From brotherhood to damage: the human cost tucked into one line
The poem’s most painful detail arrives almost casually: Mon beau grand frère / Ne peut plus voir
. In the middle of this sales refrain, the speaker mentions a big brother who can no longer see—blinded, maimed, or deadened by the very war being justified. The tension is sharp: the poem keeps saying to sell cannons
, but it briefly shows what cannons do to bodies. That line prevents the satire from staying abstract; it forces the reader to measure the smoothness of the slogan against a single ruined life.
War and the senate: two stages for the same transaction
Pound shifts M. Pom-Pom’s location from allait en guerre
to est au sénat
, implying a continuum: the cannons are sold by fighting and also by policy.
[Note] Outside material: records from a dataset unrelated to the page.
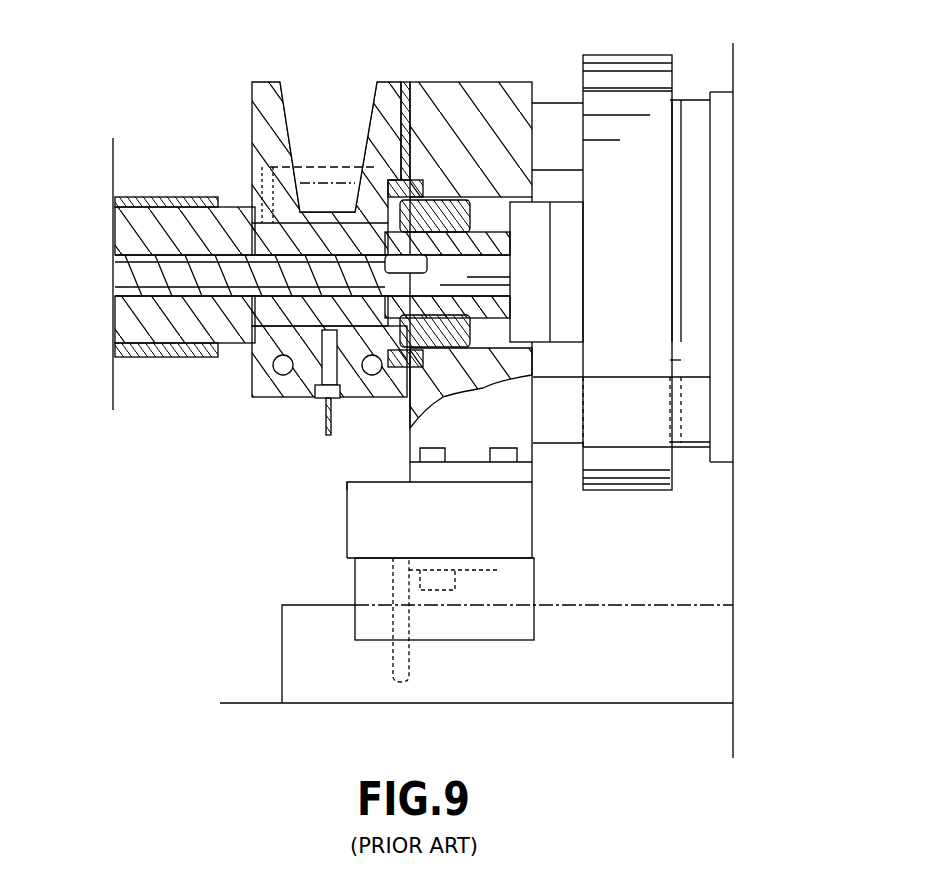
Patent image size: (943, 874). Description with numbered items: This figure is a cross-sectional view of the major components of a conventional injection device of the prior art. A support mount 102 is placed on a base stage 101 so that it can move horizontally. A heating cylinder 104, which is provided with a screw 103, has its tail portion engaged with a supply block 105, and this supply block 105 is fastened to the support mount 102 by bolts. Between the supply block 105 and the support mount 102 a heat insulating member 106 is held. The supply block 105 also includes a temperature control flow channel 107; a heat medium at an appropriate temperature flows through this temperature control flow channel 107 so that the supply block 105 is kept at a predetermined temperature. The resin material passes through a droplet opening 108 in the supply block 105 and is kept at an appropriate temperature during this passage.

The base stage 101 is at (250, 703).
The support mount 102 is at (465, 105).
The screw 103 is at (155, 345).
The heating cylinder 104 is at (118, 242).
The supply block 105 is at (258, 82).
The heat insulating member 106 is at (404, 82).
The temperature control flow channel 107 is at (263, 373).
The droplet opening 108 is at (330, 100).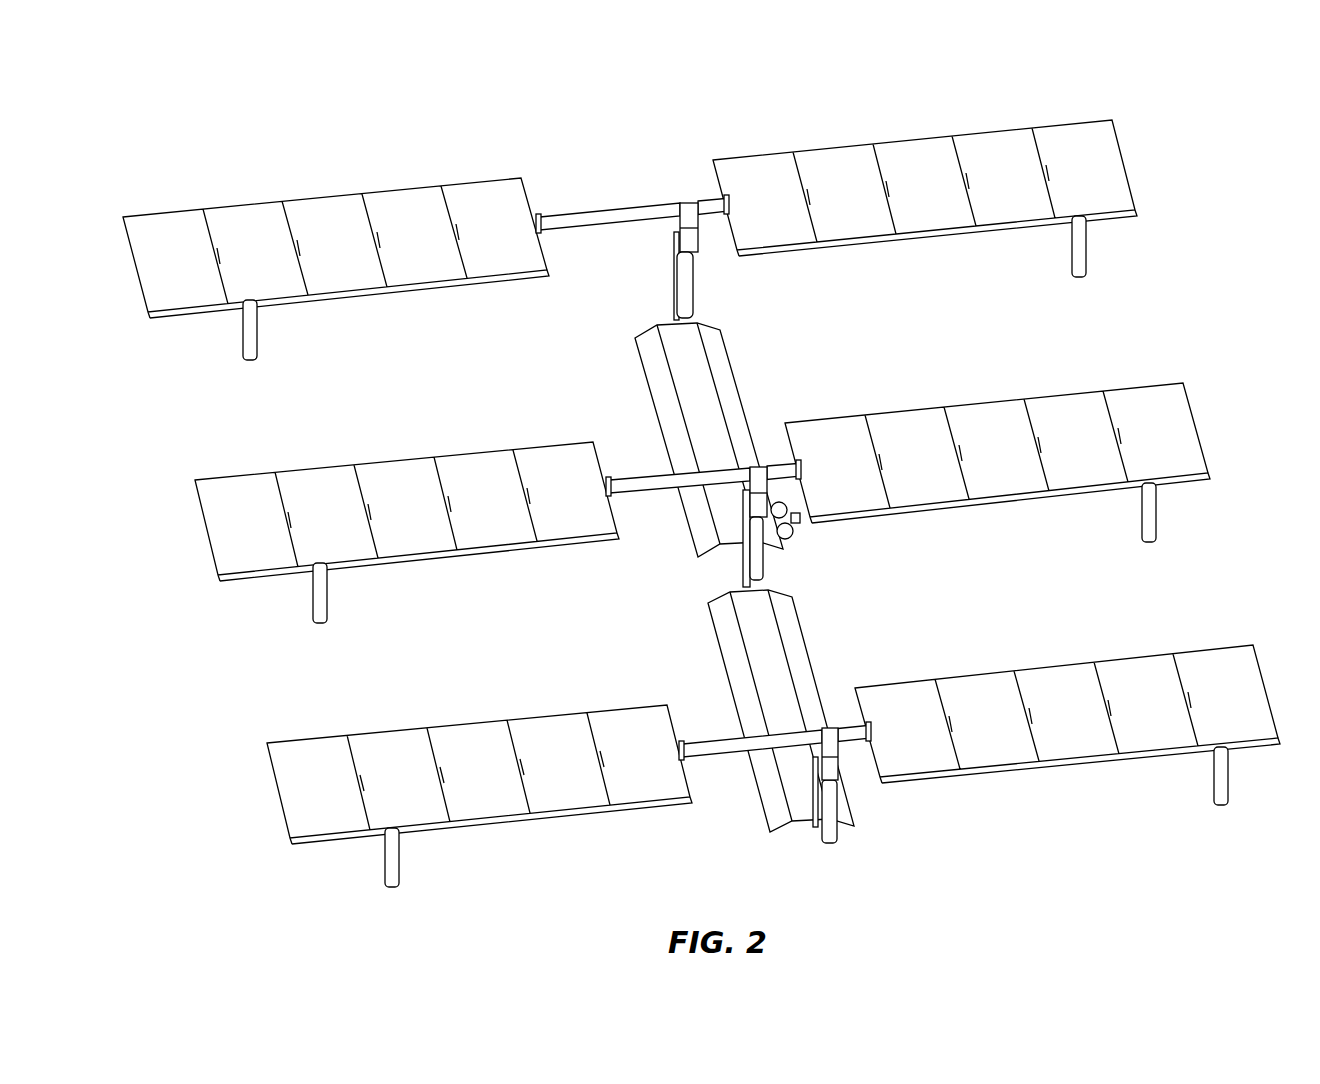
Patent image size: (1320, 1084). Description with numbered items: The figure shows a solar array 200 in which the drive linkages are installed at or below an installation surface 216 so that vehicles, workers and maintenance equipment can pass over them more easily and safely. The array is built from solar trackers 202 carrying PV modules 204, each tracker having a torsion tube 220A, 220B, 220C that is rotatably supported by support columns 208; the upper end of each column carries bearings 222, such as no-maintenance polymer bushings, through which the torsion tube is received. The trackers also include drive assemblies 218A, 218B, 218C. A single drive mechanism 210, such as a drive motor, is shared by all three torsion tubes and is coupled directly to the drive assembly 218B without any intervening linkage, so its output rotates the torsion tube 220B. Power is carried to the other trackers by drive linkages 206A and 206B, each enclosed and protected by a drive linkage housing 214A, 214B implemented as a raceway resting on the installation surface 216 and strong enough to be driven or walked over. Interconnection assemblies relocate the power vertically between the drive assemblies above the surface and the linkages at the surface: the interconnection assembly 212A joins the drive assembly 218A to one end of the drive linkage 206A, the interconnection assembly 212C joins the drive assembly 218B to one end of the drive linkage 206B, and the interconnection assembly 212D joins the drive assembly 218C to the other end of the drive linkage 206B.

The solar array 200 is at (193, 88).
The solar trackers 202 is at (716, 252).
The PV modules 204 is at (355, 256).
The drive linkage 206A is at (658, 320).
The drive linkage 206B is at (771, 583).
The support columns 208 is at (1087, 260).
The drive mechanism 210 is at (792, 525).
The interconnection assembly 212A is at (662, 262).
The interconnection assembly 212C is at (766, 545).
The interconnection assembly 212D is at (811, 797).
The drive linkage housing 214A is at (655, 376).
The drive linkage housing 214B is at (798, 670).
The installation surface 216 is at (425, 641).
The drive assembly 218A is at (676, 232).
The drive assembly 218B is at (745, 495).
The drive assembly 218C is at (830, 770).
The torsion tube 220A is at (552, 225).
The torsion tube 220B is at (624, 482).
The torsion tube 220C is at (705, 745).
The bearings 222 is at (687, 203).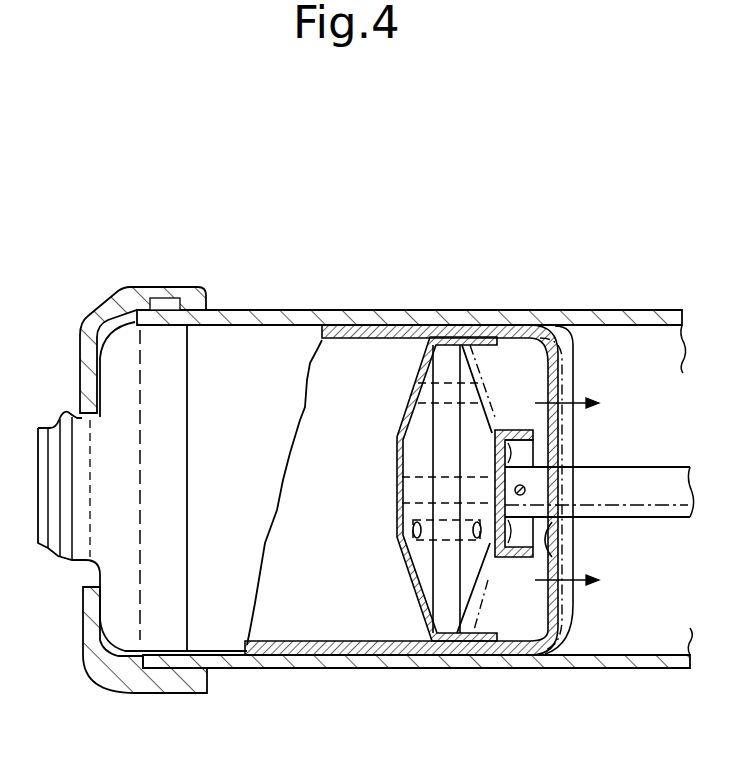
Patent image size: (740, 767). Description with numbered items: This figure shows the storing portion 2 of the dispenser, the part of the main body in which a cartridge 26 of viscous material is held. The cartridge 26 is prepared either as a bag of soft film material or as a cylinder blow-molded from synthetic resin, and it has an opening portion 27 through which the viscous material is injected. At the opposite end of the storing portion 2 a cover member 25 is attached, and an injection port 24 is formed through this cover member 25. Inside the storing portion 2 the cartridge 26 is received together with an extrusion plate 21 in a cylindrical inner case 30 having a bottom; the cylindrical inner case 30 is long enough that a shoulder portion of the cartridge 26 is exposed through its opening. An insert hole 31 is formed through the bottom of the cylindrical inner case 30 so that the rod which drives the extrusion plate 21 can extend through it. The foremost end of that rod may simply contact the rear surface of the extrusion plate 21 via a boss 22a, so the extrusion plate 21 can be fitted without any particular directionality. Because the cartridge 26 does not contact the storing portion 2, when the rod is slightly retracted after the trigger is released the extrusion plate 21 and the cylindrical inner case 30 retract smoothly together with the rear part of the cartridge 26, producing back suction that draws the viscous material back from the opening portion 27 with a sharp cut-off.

The storing portion 2 is at (511, 673).
The extrusion plate 21 is at (480, 410).
The boss 22a is at (517, 560).
The injection port 24 is at (92, 588).
The cover member 25 is at (107, 303).
The cartridge 26 is at (322, 603).
The opening portion 27 is at (38, 427).
The cylindrical inner case 30 is at (560, 593).
The insert hole 31 is at (567, 525).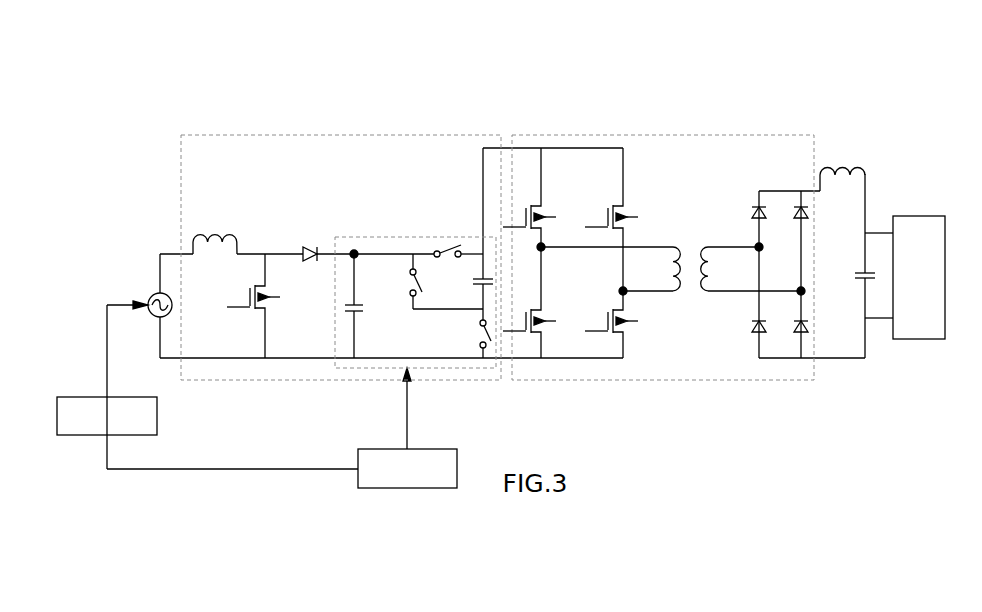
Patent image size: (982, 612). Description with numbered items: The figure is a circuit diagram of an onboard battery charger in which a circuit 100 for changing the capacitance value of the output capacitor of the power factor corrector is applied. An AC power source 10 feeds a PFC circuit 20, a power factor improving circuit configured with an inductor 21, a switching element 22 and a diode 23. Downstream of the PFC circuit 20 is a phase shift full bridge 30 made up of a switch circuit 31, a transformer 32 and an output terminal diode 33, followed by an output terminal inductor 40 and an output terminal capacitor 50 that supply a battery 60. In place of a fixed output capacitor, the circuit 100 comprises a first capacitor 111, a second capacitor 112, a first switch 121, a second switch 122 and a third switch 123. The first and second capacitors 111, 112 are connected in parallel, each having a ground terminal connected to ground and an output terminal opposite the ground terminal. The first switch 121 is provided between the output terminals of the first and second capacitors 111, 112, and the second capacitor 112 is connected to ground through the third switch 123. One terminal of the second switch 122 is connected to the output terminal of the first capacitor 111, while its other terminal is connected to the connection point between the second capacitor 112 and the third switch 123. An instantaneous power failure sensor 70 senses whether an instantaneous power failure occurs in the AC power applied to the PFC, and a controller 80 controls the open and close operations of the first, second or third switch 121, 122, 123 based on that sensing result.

The AC power source 10 is at (150, 294).
The PFC circuit 20 is at (244, 134).
The inductor 21 is at (216, 234).
The switching element 22 is at (249, 309).
The diode 23 is at (310, 246).
The phase shift full bridge 30 is at (636, 134).
The switch circuit 31 is at (548, 212).
The transformer 32 is at (688, 244).
The output terminal diode 33 is at (752, 205).
The output terminal inductor 40 is at (846, 172).
The output terminal capacitor 50 is at (858, 282).
The battery 60 is at (920, 216).
The instantaneous power failure sensor 70 is at (157, 413).
The controller 80 is at (457, 457).
The circuit 100 is at (343, 368).
The first capacitor 111 is at (338, 312).
The second capacitor 112 is at (495, 288).
The first switch 121 is at (450, 246).
The second switch 122 is at (412, 284).
The third switch 123 is at (478, 343).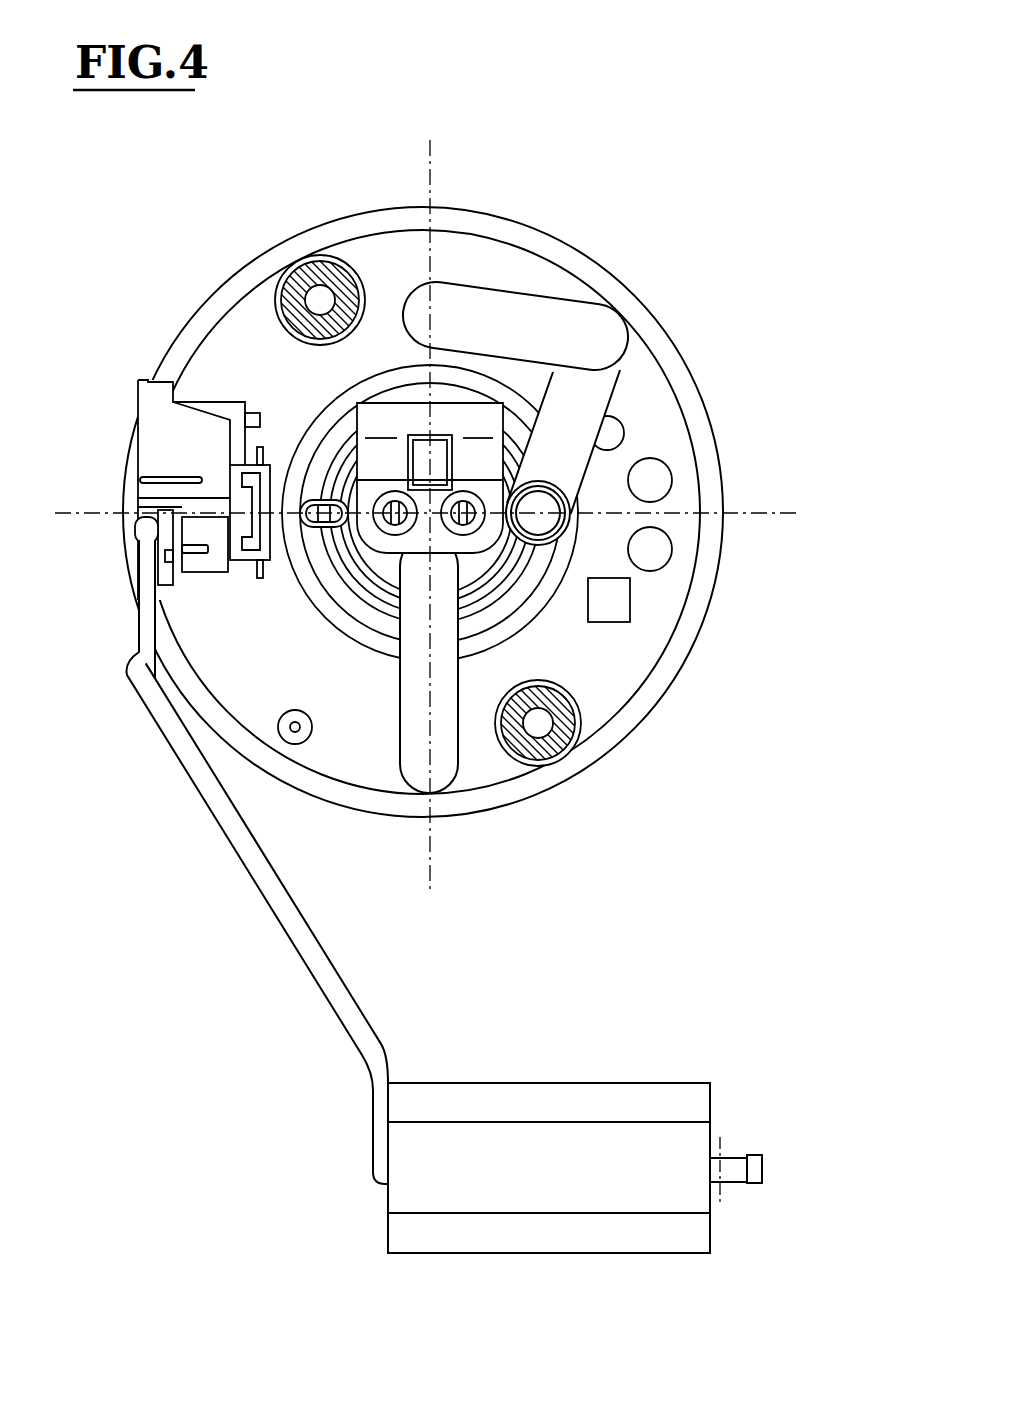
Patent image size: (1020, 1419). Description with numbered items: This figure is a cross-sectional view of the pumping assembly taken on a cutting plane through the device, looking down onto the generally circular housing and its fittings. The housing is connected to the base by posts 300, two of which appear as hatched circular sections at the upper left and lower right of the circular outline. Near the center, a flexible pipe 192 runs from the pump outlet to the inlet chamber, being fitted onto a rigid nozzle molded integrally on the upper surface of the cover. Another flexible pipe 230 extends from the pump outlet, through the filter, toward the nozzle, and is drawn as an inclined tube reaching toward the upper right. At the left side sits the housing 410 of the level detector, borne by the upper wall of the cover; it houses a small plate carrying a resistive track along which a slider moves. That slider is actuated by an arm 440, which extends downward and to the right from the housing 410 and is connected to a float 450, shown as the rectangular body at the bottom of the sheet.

The flexible pipe 192 is at (440, 748).
The flexible pipe 230 is at (587, 333).
The posts 300 is at (303, 277).
The housing 410 is at (173, 452).
The arm 440 is at (330, 988).
The float 450 is at (518, 1098).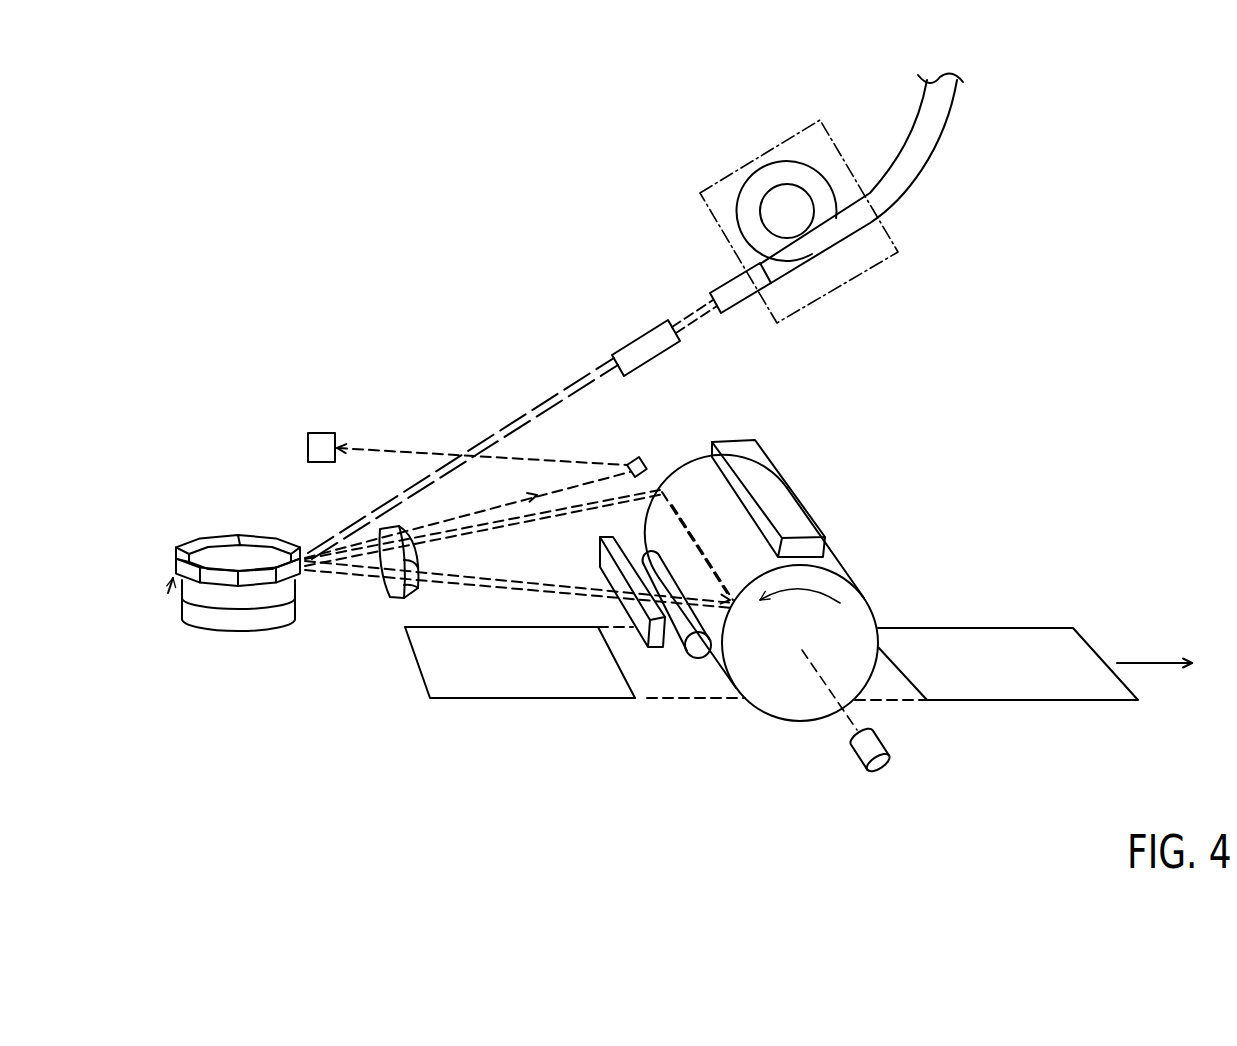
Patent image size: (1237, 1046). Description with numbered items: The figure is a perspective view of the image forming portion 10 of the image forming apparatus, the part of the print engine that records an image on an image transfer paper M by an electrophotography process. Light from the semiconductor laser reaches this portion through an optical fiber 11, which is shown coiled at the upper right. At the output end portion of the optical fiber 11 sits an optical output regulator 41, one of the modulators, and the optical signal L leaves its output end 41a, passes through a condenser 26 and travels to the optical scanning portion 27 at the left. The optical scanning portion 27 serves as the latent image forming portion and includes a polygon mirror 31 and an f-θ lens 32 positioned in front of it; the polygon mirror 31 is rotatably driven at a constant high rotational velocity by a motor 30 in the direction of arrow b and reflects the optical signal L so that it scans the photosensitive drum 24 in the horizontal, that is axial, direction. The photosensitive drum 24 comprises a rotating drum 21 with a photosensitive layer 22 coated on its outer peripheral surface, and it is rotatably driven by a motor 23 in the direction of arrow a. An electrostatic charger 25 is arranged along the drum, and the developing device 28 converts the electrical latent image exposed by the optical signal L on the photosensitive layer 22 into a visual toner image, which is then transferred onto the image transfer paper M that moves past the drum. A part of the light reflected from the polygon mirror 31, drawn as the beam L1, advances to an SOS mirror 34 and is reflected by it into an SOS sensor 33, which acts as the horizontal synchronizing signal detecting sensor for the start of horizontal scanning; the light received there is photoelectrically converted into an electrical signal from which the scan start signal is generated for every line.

The image forming portion 10 is at (561, 711).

The move to the senate doesn’t elevate the character; it stains the institution. The repetition, now doubled—Pour vendre des canons / Pour vendre des canons
—suggests bureaucratic redundancy, as if official speech is just the same motive said twice with paperwork attached. The poem’s tone here is scornful, almost singsong, but the target is serious: war-making isn’t a tragic necessity; it’s a business model.
The final turn: translation becomes insult
The poem’s last turn snaps into English: To sell the god damn'd frogs
. This is not a neutral translation; it’s a slur, exposing how easily commerce in weapons recruits nationalism and contempt for foreigners. Even the closing near-stutter—A few more canon,
—sounds like someone still bargaining at the edge of catastrophe. Pound ends by showing a final contradiction: the seller needs an enemy to hate, but that hatred is just another tool to keep the cannons moving.